A German experiment where heroin addicts are given the drug for free by the government is about to end, and some experts are calling the program a success, the BBC reported June 4.
The three-year program in Hamburg and six other cities supplies about 500 longtime heroin users with diamorphine, a chemically pure version of heroin. Supporters and participants say it has allowed users to work and maintain a relatively normal life.
Based on a similar Swiss project, the German heroin program aimed to compare heroin maintenance to methadone maintenance for opiate addicts. Participants in the project had failed at methadone maintenance in the past.
Researchers found that the heroin group fared better than participants in methadone maintenance. "Those on heroin stayed in treatment longer and the drop out is less than the methadone group," said researcher Christian Haasen of the University of Hamburg. "They had much less illicit drug use, using street heroin and cocaine, and so have better health records."
Of 90 heroin users who go to the Hamburg clinic to get the drug, 40 are now employed. Ludovic Leblanc, 32, is considered a success story: he gets two daily heroin injections at the clinic but works as a waiter at one of Hamburg's best Italian restaurants. His heroin dosage is now a quarter of what it was two years ago, and he hopes to be off the drug completely in a year.
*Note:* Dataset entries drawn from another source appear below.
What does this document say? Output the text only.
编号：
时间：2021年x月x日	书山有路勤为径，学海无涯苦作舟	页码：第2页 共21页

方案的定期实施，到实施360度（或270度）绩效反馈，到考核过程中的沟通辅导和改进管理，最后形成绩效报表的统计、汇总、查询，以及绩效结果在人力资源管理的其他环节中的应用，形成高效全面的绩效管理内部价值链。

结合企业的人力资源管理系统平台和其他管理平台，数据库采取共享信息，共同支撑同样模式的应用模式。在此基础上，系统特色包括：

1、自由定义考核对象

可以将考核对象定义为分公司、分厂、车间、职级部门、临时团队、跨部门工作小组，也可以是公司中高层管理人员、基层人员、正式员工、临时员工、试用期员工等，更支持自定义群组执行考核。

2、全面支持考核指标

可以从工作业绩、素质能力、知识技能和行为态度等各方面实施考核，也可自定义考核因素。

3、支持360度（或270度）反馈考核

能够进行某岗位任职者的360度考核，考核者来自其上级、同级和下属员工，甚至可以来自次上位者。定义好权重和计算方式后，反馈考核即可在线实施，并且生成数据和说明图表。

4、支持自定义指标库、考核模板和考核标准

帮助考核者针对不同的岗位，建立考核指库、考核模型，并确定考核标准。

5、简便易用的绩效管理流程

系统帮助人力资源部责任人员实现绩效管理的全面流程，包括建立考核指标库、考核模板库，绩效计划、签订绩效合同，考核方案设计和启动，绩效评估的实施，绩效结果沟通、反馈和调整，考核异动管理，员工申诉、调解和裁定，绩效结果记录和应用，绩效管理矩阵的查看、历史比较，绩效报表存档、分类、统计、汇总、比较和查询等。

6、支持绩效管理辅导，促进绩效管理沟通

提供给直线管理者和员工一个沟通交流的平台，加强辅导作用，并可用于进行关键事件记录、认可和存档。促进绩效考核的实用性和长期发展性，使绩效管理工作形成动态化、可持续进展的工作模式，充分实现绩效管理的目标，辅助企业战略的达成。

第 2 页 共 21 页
"I couldn't have dreamed of that on methadone," he said. "After a year and a half on methadone, the dose stayed the same and I would go to get street heroin almost every night."
About 10 percent of program participants are similarly cutting down on their dose of heroin and "moving toward abstinence," officials said. Germany's heroin-overdose death rate is down, and police say that Hamburg's open drug scene has dwindled.
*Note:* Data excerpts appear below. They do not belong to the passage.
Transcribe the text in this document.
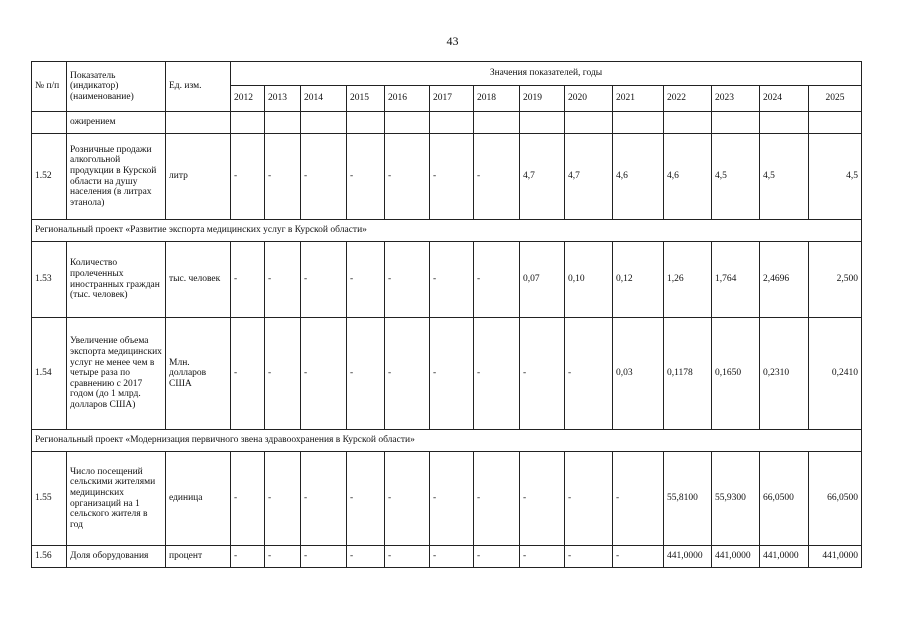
43
№ п/п	Показатель (индикатор) (наименование)	Ед. изм.	Значения показателей, годы													
			2012	2013	2014	2015	2016	2017	2018	2019	2020	2021	2022	2023	2024	2025
	ожирением															
1.52	Розничные продажи алкогольной продукции в Курской области на душу населения (в литрах этанола)	литр	-	-	-	-	-	-	-	4,7	4,7	4,6	4,6	4,5	4,5	4,5
Региональный проект «Развитие экспорта медицинских услуг в Курской области»																
1.53	Количество пролеченных иностранных граждан (тыс. человек)	тыс. человек	-	-	-	-	-	-	-	0,07	0,10	0,12	1,26	1,764	2,4696	2,500
1.54	Увеличение объема экспорта медицинских услуг не менее чем в четыре раза по сравнению с 2017 годом (до 1 млрд. долларов США)	Млн. долларов США	-	-	-	-	-	-	-	-	-	0,03	0,1178	0,1650	0,2310	0,2410
Региональный проект «Модернизация первичного звена здравоохранения в Курской области»																
1.55	Число посещений сельскими жителями медицинских организаций на 1 сельского жителя в год	единица	-	-	-	-	-	-	-	-	-	-	55,8100	55,9300	66,0500	66,0500
1.56	Доля оборудования	процент	-	-	-	-	-	-	-	-	-	-	441,0000	441,0000	441,0000	441,0000
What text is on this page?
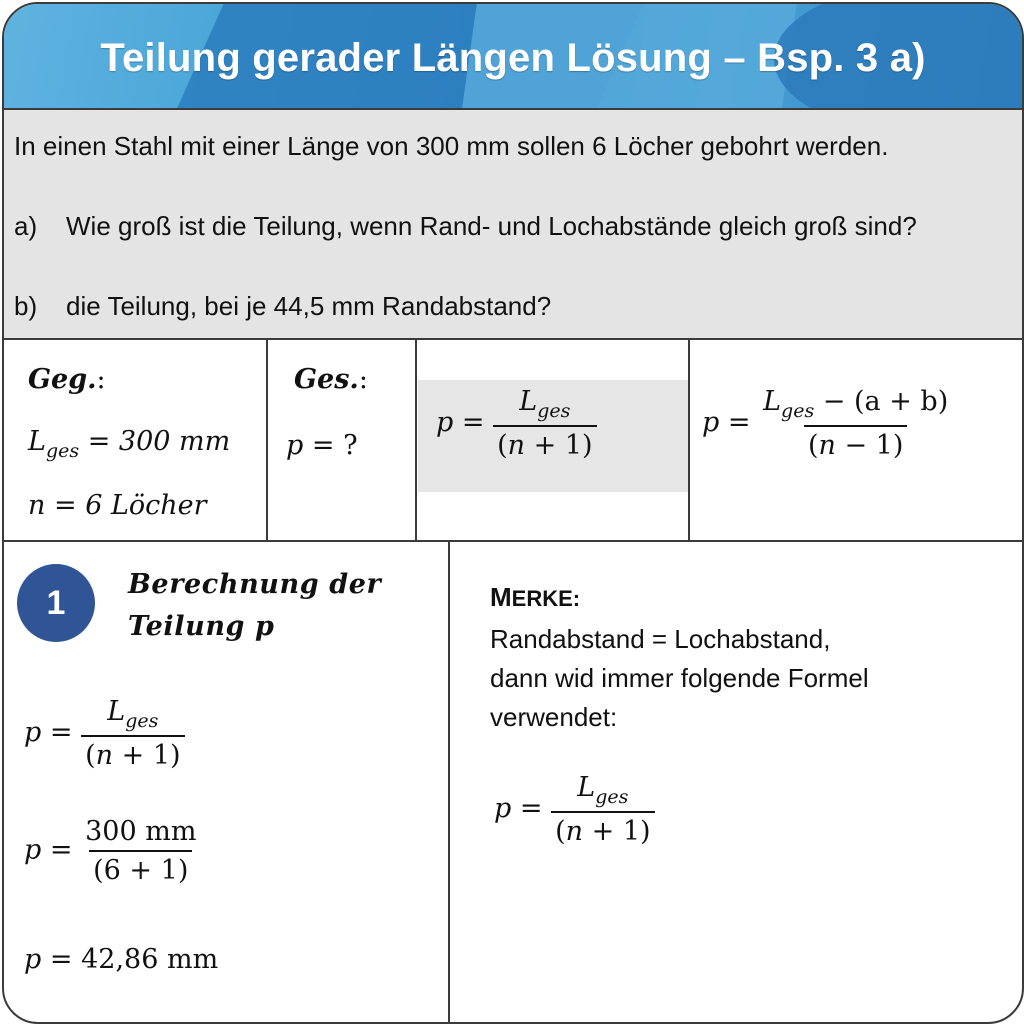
Teilung gerader Längen Lösung – Bsp. 3 a)
In einen Stahl mit einer Länge von 300 mm sollen 6 Löcher gebohrt werden.
a) Wie groß ist die Teilung, wenn Rand- und Lochabstände gleich groß sind?
b) die Teilung, bei je 44,5 mm Randabstand?
Geg.:
$L_{ges} = 300$ mm
n = 6 Löcher
Ges.:
p = ?
$p = \frac{L_{ges}}{(n + 1)}$	$p = \frac{L_{ges} - (a + b)}{(n - 1)}$
1	Berechnung der
Teilung p
$p = \frac{L_{ges}}{(n + 1)}$
$p = \frac{300 mm}{(6 + 1)}$
p = 42,86 mm
MERKE:
Randabstand = Lochabstand,
dann wid immer folgende Formel
verwendet:
$p = \frac{L_{ges}}{(n + 1)}$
But the new conservative German government is less supportive of the program than their predecessors, questioning the program's cost benefits (heroin maintenance is more expensive that methadone maintenance).
"The results for the heroin group were only slightly better than those of the methadone group, and they may have been due to other factors than solely the prescription of heroin, like better social-services support and things like that," said Hamburg health minister Diedrich Wersich. "For us to give patients a daily kick on heroin cannot be seen as a permanent solution. Instead, we have to work to get them drug-free, and how can you say that's being done if the government is giving them a kick on heroin every day ... and besides will the taxpayer be prepared to pay for this?"